Late last night and earlier this afternoon there have been some intermittent faults with connectivity, mostly affecting users connecting to the internet through the Servology network using VPN tunnels, but also occasionally affecting colocated servers. I have discovered that some traffic was still passing through the backup router whose hard disk became faulty earlier this year. I don’t believe today’s problems are due to the faulty hard disk, but more likely a bug in the (very old) BGP implementation on that router, which was causing it to emit bad announcements under certain circumstances, causing other routers to drop and reestablish their BGP sessions with it. However, I believe I have mitigated the problem by adjusting some routing metrics to better ensure traffic is diverted away from the backup router whenever possible. I will now be treating the project to replace this router as very urgent.
Author: Servology
[Resolved] Short connectivity outage to certain destinations
Between about 04:53 and 05:18 this morning, 25 April 2023, there were a number of short outages in connectivity between certain destinations and the Servology network. My routers’ BGP sessions do not seem to have been interrupted and connectivity to at least some destinations seems to have been unaffected, but at least some other destinations did not have connectivity for several minutes. The outages between my remote monitoring node and the Servology network seem to have been approximately 04:53-04:54, 04:55-05:01 and 05:11-05:18. As I see no problems logged on my own equipment I can only guess these outages occurred in an upstream provider’s network.

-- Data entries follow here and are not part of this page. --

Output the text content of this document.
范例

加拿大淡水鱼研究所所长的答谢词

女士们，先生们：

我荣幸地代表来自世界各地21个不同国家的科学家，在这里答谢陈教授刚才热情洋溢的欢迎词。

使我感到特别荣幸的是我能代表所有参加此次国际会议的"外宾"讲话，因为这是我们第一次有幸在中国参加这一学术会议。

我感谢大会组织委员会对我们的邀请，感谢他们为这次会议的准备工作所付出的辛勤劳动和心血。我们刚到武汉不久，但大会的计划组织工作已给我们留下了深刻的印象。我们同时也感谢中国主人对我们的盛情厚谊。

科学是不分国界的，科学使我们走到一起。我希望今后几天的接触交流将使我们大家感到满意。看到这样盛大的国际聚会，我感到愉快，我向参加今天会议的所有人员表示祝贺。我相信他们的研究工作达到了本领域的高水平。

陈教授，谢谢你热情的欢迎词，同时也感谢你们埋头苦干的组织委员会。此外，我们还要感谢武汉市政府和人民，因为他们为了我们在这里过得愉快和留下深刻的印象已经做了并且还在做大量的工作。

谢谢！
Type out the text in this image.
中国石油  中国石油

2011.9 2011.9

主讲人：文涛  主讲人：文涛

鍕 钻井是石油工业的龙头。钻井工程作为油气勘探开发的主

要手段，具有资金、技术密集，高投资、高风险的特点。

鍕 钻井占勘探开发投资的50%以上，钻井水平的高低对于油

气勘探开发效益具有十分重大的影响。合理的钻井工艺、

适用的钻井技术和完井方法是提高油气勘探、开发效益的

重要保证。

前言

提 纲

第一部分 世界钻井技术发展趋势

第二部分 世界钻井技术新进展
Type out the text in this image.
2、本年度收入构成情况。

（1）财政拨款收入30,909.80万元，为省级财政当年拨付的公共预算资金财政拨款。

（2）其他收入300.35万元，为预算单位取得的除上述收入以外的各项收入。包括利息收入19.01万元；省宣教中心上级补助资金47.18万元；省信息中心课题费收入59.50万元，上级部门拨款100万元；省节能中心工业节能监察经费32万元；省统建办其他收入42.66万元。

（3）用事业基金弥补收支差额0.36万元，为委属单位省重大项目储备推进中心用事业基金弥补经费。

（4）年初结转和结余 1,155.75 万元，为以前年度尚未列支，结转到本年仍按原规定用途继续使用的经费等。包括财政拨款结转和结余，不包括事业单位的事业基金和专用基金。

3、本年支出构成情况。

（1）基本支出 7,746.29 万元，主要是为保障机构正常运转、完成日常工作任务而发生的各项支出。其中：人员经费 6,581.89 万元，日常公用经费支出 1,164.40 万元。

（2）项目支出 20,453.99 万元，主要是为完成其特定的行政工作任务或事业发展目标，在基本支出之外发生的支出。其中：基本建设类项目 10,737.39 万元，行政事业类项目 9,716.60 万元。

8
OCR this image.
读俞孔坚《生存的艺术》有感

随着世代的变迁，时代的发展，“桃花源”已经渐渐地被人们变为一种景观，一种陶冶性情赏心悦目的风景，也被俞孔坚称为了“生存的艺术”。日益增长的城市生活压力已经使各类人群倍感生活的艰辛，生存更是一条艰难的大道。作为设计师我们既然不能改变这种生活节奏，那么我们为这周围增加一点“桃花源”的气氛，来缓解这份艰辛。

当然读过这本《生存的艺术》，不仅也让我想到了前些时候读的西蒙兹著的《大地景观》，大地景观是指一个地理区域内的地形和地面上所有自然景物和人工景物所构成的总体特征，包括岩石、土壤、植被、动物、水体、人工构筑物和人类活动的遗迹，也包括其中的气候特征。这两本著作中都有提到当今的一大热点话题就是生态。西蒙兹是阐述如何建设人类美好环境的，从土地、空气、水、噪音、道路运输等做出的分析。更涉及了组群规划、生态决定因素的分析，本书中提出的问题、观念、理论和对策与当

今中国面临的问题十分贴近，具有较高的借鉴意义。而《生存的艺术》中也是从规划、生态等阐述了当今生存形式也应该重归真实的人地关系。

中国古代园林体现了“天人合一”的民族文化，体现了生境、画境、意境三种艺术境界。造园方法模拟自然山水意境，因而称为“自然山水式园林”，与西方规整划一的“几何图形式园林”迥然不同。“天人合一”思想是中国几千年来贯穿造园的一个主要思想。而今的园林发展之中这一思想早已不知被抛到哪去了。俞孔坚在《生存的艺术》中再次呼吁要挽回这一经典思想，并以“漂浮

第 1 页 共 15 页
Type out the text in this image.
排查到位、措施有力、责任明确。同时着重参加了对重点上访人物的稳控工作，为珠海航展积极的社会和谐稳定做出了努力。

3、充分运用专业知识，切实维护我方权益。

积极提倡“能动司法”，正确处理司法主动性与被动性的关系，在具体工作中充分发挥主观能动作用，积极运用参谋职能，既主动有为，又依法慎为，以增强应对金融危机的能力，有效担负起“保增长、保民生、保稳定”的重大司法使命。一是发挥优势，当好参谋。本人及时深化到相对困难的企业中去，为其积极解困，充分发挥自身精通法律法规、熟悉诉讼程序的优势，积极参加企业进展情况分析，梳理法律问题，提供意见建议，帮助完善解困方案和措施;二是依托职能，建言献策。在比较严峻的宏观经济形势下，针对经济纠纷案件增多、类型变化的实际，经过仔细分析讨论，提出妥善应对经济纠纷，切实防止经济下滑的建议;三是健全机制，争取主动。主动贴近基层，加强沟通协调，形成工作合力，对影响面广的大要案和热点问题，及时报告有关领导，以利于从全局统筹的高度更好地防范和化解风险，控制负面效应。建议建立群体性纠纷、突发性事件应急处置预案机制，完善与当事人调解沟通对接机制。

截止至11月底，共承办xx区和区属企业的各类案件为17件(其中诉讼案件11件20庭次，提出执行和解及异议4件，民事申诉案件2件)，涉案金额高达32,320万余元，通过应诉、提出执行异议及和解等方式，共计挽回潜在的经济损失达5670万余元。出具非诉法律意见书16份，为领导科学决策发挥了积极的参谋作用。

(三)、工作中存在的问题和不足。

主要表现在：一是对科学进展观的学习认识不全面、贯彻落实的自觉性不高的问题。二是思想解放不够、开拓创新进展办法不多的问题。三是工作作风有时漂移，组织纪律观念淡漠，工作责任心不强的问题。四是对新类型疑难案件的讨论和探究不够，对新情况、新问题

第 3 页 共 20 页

[Mitigated] Network disruption
My monitoring system detected network disruption between about 07:15 and 09:30 this morning, which seems to have involved high levels of intermittent packet loss, but possibly not a total loss of connectivity at any time. It sent me several warning notifications about packet loss, some >50%, but it seems there was not a serious enough enough outage at any given time to trigger a critical alert which would have woken me up. I have not yet finished analysing the logs, but as yet I have not been able to find any evidence of problems on my own network or with my connectivity to upstream transit providers. My transit providers’ status pages do not report any problems this morning either.
Under most circumstances this would lead me to assume that the problem was closer to the network which hosts my monitoring system and not near my own network, except that during the same time-frame, (a) a customer reported problems accessing Servology-hosted services, and (b) at least one feed receiver hosted at Servology saw missing data.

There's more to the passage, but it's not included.